Обе повздыхали, потом, как и всегда, Агния взялась за толстую синюю книгу с золотыми буквами и золотым крестом на переплете и, надев очки, принялась за вечернее чтение, чтобы унять свои мысли.
Но, прочтя несколько страниц, она приостановилась и благоговейно подняла глаза к небу, пошептавши краткую молитву. Потом обратилась к Марине:
— Вот, Маринушка! Мы-то так да сяк, а Бог-то вон Он!..
Это красноречивое вступление до того заинтересовало Марину, что она опустила вязанье на колени и, воззрившись на Агнию, превратилась в слух. Она уже привыкла, что за чтением своих книг Агния, найдя что-нибудь особо поучительное, поделится с нею прочитанным и они побеседуют на обычную тему о мудрости и благости Божией.

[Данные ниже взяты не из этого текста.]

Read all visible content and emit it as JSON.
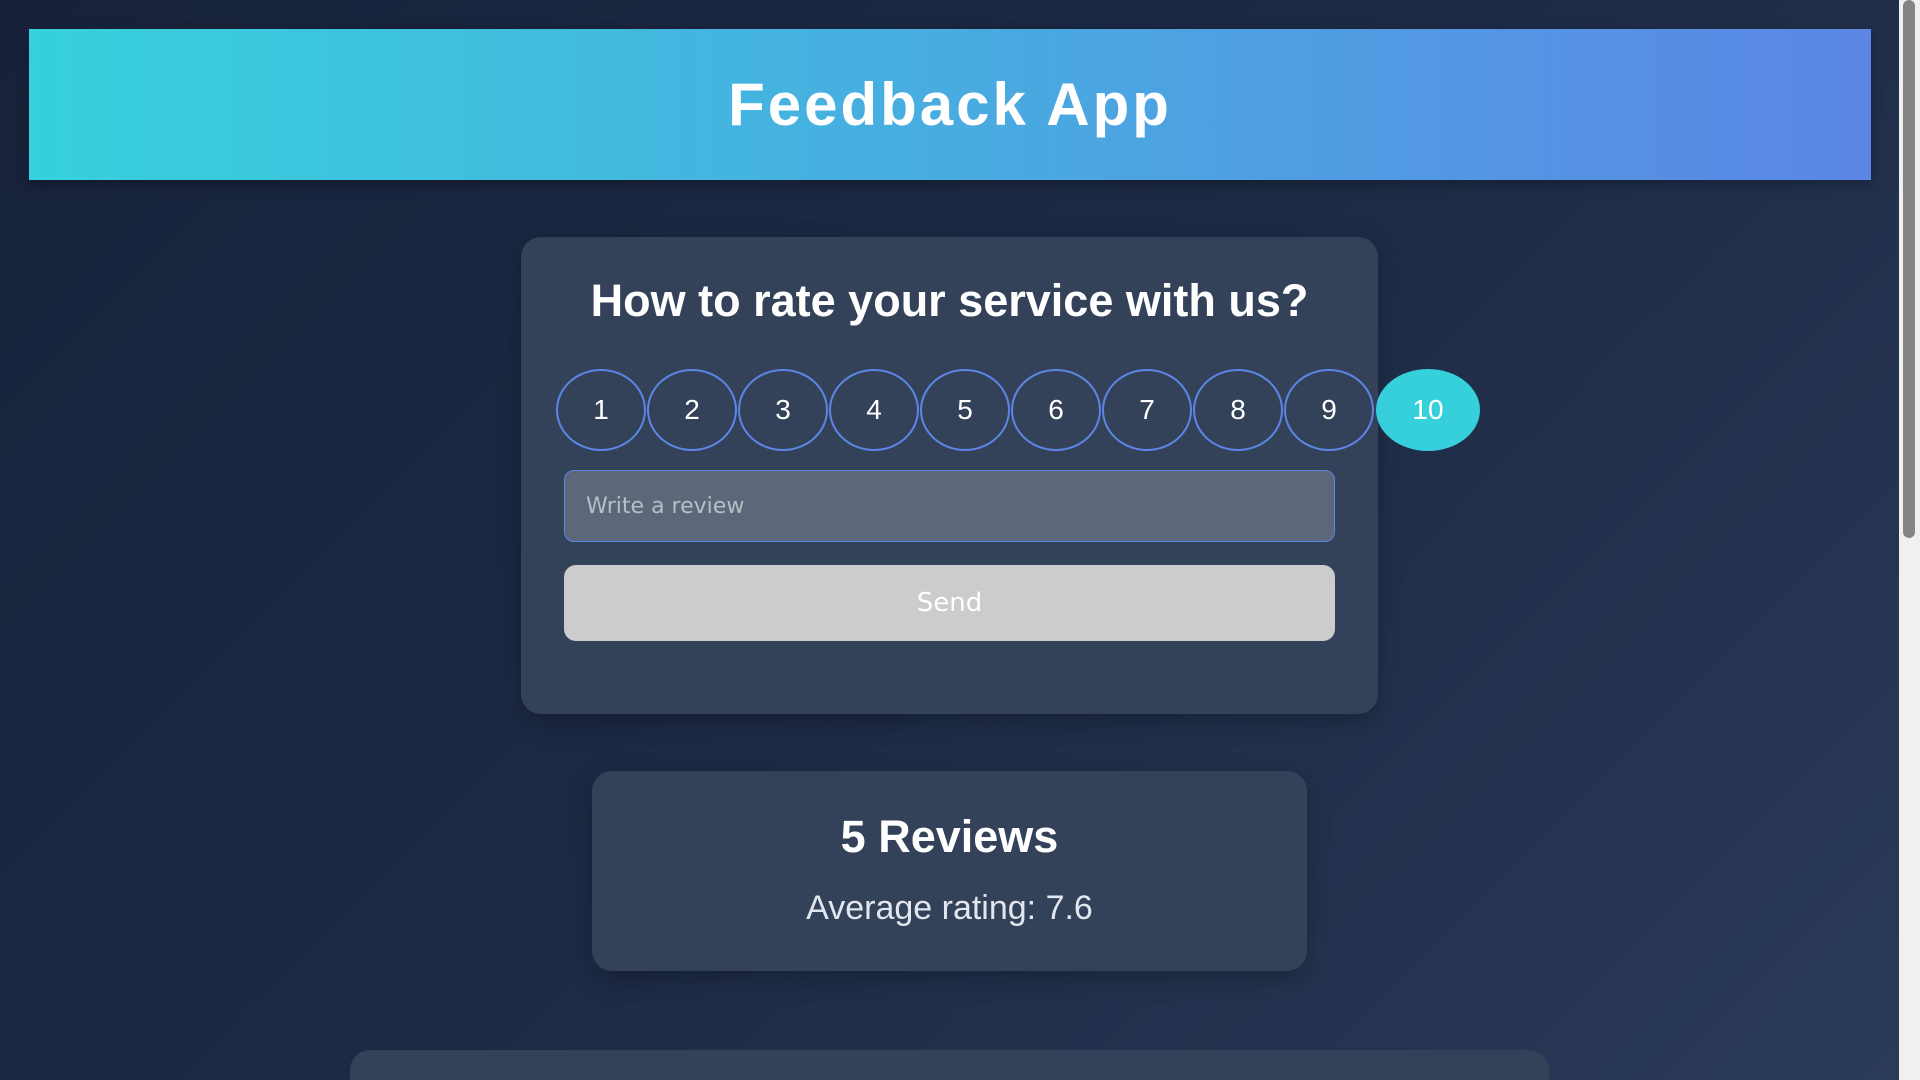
{
  "header": {
    "title": "Feedback App"
  },
  "feedback_form": {
    "question": "How to rate your service with us?",
    "ratings": [
      "1",
      "2",
      "3",
      "4",
      "5",
      "6",
      "7",
      "8",
      "9",
      "10"
    ],
    "selected_rating": "10",
    "review_input": {
      "value": "",
      "placeholder": "Write a review"
    },
    "send_label": "Send"
  },
  "stats": {
    "reviews_title": "5 Reviews",
    "average_label": "Average rating: ",
    "average_value": "7.6"
  },
  "colors": {
    "header_gradient_start": "#36d1dc",
    "header_gradient_end": "#5b86e5",
    "selected_rating": "#36cfdc",
    "rating_border": "#5b86e5",
    "send_button_disabled": "#cccccc",
    "card_background": "#334259"
  }
}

Агния Дмитриевна читала теперь житие преподобной Макрины и о том, как воспитывала ее мать, благочестивая Эмилия.
«Добродетельная Эмилия, — гласила книга, — не приучая юной отроковицы к излишеству светских манер и не вдыхая в нее охоты к пустым удовольствиям, обучала ее всему, что прилично знать девице, которая должна жить в свете и сделаться хозяйкой.
Женское рукоделие и домонадзирание были ее занятием, а чтение Священного Писания или отеческих сочинений служило ей отдохновением.
Да не подумает кто-нибудь, что Эмилия, удалив от своей дочери приманчивые искусства большого света, украшением женского пола почитала невежество: благоразумная мать только предостерегала ее от суетности света. Хотела, чтоб дочь с разумом острым и основательным соединяла набожность просвещенную, для сего удаляла от нее все, не соответствующее этому намерению. Например, она не хотела и слышать, чтоб Макрина обучалась музыке, ибо знала, что это чрезвычайно развлекает мысли девиц и вдыхает в них скуку и отвращение от других занятий, более пристойных их полу и нужных всю жизнь».